Public speaking is something most people are scared of. Whether it’s the fear of messing up in front of an audience or the paralyzing fear of speaking situations altogether, public speaking is something many people want to avoid.
So, what happens when your boss requires that you speak publicly in front of the company or at an event? In this instance, it’s not always possible to avoid public speaking and so, the fear is something you have to overcome.
If you are required to speak publicly and the thought is freaking you out, don’t worry, we’ve got you covered. In this article, we will be sharing how you can overcome anxiety when public speaking at your next event.
- Know Your Speaking Topic
There are few things worse than scrambling for the words to say while standing in front of a crowd. The silence feels heavy, there are awkward coughs coming from the audience, and you feel like you’re sweating uncontrollably.
To avoid this horrible situation and to decrease the anxiety you feel, it’s important to know your topic inside and out. We suggest rehearsing as much as you can in the lead-up to your talk to ensure you know exactly what you need to say. The more you know about your topic, the more confident you will feel.
- Be Prepared to Answer Questions
A big part of preparing to speak publically is preparation. Not only should you know your speaking topic inside and out, but you should also be prepared to answer questions. No matter how thorough your talk is, it’s likely your audience will have questions and you should know how to answer them.
Answering questions cause many people to feel unnecessarily anxious. You might be worried about knowing the answer or stumbling over your words. Whatever your fears, you can quench them by thoroughly preparing. Consider the questions your audience might ask and be prepared to provide the answers. Again, the more you know about your topic, the better prepared you will be.
- Avoid Filling the Silences
When it comes to public speaking, fear of silence is something that puts many people off. Have you ever told a joke to a room full of people only for it to be met by silence or a few awkward laughs? It’s a horrible feeling. It’s also the last thing you want to replicate during your public speaking event.
According to Centers for Health and Healing, “Anxiety is a normal part of living. Everyone experiences it at some point. At times like these, it is completely normal to feel anxious, and the anxiety can actually be beneficial, raising our alertness, and improving our performance levels.”
Public speaking can come with a lot of pressure. However, in these moments, it’s important to remember that your audience won’t mind if you pause to collect yourself. When this happens, avoid filling the silence with apologies as this can make the situation feel worse than it really is. Just take a few deep breaths and try again.
- Make Eye Contact with Your Audience
You might assume this advice would only make your feelings of anxiety worse, however making eye contact with your audience can actually do the opposite. While it might feel uncomfortable at first, making direct eye contact can make you feel like you’re having a conversation rather than giving a presentation, taking the pressure off.
What’s more, making eye contact with your audience is a great way to keep everyone engaged and draw people in.
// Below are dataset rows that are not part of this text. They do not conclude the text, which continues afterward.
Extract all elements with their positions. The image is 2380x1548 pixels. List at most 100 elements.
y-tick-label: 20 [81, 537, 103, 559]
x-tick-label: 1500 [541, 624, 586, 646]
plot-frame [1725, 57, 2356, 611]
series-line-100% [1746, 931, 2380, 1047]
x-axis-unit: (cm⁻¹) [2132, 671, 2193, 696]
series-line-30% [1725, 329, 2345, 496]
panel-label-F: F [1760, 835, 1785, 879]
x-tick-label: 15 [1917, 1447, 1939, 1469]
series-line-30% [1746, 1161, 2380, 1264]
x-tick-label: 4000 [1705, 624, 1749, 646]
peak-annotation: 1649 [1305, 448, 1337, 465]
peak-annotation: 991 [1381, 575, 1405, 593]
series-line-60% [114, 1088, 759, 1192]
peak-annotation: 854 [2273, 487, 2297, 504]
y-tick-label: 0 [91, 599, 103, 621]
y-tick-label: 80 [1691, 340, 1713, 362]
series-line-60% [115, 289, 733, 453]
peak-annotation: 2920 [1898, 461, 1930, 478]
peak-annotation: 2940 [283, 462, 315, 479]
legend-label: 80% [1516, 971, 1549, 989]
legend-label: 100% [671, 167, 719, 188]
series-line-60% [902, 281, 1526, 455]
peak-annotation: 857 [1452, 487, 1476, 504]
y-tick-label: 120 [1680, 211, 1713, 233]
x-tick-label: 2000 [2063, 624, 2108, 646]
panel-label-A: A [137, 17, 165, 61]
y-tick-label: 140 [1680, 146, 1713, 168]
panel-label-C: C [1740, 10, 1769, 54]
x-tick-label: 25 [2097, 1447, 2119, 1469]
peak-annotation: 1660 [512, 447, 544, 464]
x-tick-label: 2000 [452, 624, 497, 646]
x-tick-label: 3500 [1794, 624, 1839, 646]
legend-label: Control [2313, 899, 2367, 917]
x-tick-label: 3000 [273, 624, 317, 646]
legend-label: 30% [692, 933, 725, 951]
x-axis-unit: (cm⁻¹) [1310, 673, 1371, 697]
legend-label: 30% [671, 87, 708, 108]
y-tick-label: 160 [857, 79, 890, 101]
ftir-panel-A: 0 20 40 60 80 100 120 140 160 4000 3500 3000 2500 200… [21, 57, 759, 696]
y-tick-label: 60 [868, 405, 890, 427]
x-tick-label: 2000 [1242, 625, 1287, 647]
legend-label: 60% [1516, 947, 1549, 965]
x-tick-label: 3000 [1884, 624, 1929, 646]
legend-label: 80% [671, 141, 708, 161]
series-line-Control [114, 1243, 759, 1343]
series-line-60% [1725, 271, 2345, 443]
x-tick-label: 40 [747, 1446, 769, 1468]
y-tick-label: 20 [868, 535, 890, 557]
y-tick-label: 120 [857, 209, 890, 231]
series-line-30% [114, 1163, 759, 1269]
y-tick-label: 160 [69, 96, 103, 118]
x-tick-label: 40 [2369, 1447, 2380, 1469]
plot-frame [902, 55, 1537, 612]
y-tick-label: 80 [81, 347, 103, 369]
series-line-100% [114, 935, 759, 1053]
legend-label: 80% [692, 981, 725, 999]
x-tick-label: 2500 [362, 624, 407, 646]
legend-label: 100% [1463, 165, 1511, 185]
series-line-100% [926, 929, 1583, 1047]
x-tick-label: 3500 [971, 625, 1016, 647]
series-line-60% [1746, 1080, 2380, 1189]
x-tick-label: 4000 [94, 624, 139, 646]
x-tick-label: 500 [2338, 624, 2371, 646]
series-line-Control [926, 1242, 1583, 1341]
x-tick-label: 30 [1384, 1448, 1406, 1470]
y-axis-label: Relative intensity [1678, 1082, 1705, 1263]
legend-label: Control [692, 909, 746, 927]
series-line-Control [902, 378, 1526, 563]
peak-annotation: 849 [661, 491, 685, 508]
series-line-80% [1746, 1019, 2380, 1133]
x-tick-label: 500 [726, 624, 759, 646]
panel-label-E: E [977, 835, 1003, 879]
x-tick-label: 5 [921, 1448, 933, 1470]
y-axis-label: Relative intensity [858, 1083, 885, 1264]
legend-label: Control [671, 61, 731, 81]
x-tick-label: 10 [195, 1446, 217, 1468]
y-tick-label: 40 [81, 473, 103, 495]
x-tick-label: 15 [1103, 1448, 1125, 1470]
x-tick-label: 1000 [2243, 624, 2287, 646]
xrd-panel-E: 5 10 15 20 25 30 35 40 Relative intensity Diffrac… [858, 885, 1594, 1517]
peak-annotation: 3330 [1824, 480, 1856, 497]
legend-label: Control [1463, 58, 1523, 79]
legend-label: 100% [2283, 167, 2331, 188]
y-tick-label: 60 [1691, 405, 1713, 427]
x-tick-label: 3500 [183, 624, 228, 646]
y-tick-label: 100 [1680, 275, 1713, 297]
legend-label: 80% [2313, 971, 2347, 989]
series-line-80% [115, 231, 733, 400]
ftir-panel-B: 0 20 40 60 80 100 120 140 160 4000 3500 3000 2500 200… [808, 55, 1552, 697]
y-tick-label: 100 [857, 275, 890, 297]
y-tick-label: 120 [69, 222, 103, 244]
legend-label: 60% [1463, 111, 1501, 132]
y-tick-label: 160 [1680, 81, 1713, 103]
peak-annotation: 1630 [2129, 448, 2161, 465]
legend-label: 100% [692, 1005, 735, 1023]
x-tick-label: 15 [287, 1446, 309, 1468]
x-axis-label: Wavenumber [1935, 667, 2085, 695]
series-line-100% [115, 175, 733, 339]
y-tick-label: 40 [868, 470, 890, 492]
We suggest you aim to make direct eye contact with one person at a time, sharing a thought per person. In doing so, you will make your audience feel as though you are talking just to them and your speech will feel far more engaging and intimate than it otherwise would have.
- Say, “I am Excited”
When people feel anxious, often their immediate reaction is to try to calm down. However, according to Harvard Professor Alison Wood, this merely increases levels of anxiety. Instead, Alison Wood suggests that it’s best to say, “I’m excited” as this yields far more positive and productive results.
This is because, physiologically, we have two different systems: go and stop. They are pretty self-explanatory, but the go system is what gets you all revved up and energised, while the stop system slows you down and makes you more cautious. In situations where anxious people are having to speak publicly, it is easier and more effective to transfer feelings of anxiety into feelings of excitement.
But how do you achieve this? The best way is to fight the excuses and focus on reasons to go for it. For example, you might feel passionate about your message, you enjoy a challenge, or you feel excited to initiate change. Whatever reasons drive you and get you excited, use these to help refocus your anxiety and get the most out of your speech.
If you have a public speaking event coming up that you’ve been losing sleep over, we hope this article has been an encouragement to you. We hope the strategies we’ve outlined in this article help you take control of your speaking anxiety so you can deliver a great speech at your next public event.